Online retail sales growth in May worst on record
Online retail sales growth in May was the worst on record as retailers remain “caught in a perfect storm”.
According to the latest IMRG Capgemini eRetail Sales Index, online retail sales grew just 1.9 per cent year-on-year in May, the lowest level of growth since its records began in 2010.
Electricals saw the sharpest decline during the month diving 27.5 per cent, continuing a downward trend seen since November 2018.
Clothing also struggled, with menswear down 13.3 per cent, and womenswear dropping 4.8 per cent continuing a trend of single-digit or negative growth this year.
Beer, wine and spirit sales also saw the first negative growth for the year, dropping a dramatic 19.7 per cent, while accessories saw the worst growth in a decade dropping 20 per cent.
While online sales as a whole struggled, mobile or m-commerce experienced an 8.4 per cent growth, including a 35 per cent rise in sales via smart phones.
IMRG’s strategy director Andy Mulcahy pointed out due to last May seeing record spending thanks to the Royal Wedding, World Cup and heatwave, it made for tough comparatives.
“That said, 1.9% growth is far lower than we might have expected; indeed, it’s the lowest since we started tracking nearly 20 years ago, so it seems there is something more going on here,” he added.
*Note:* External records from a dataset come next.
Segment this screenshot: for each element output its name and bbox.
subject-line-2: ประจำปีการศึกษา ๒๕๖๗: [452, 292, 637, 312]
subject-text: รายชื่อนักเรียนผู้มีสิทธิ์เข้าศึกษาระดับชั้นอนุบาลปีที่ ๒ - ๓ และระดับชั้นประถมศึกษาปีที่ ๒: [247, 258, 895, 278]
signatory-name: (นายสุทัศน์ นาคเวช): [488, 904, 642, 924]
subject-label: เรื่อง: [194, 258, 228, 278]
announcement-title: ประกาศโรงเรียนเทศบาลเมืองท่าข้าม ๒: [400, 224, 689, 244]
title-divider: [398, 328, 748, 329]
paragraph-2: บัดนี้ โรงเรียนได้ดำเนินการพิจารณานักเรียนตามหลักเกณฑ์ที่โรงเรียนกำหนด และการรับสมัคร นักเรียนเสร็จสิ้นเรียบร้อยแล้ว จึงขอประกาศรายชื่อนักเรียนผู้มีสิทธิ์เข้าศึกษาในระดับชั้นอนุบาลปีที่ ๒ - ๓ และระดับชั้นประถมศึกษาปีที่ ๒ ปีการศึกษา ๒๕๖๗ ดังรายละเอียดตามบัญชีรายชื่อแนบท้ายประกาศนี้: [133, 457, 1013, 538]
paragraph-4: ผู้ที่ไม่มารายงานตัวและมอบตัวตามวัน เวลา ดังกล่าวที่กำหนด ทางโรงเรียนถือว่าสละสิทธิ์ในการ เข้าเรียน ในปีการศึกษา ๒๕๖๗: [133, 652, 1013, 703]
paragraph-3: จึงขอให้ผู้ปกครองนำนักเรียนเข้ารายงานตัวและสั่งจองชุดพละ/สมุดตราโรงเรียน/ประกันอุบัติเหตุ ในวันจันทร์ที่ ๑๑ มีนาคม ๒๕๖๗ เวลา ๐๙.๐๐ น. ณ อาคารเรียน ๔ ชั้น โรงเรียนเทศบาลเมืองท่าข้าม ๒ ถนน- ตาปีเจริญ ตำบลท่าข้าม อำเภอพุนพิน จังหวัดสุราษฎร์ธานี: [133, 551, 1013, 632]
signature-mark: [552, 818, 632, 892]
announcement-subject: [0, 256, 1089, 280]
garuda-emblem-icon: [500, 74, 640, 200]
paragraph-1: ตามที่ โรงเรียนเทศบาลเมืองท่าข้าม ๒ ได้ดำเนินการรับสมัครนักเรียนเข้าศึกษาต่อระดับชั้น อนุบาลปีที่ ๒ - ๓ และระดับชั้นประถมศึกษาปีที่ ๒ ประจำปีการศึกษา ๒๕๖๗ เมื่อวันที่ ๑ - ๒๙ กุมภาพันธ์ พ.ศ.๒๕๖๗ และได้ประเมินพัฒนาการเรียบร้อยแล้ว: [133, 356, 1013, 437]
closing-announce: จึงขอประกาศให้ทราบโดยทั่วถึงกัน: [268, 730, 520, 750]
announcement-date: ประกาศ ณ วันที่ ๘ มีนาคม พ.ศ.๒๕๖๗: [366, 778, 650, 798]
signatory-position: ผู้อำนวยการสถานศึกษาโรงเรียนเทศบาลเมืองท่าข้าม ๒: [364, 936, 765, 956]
“The fact is that retailers are caught in a perfect storm at the moment – with all the problems on the high street, changing customer behaviour, shopper confidence low due to all the CVAs and negative coverage of major brands, a shifting competitive landscape, and, of course, even the weather is refusing to provide any relief. It’s proving tough to find any positives in the sales performance at the moment.”
Capgemini’s principal consultant in retail customer engagement Bhavesh Unadkat added: “The Health and Beauty sector is a standout category in a tough month, reporting +22% compared to +2 total vs last year. Wellness and wellbeing have become a high focus area amongst consumers. Therefore, at a time when there is limited disposable spend, this could be impacting other categories such as clothing.”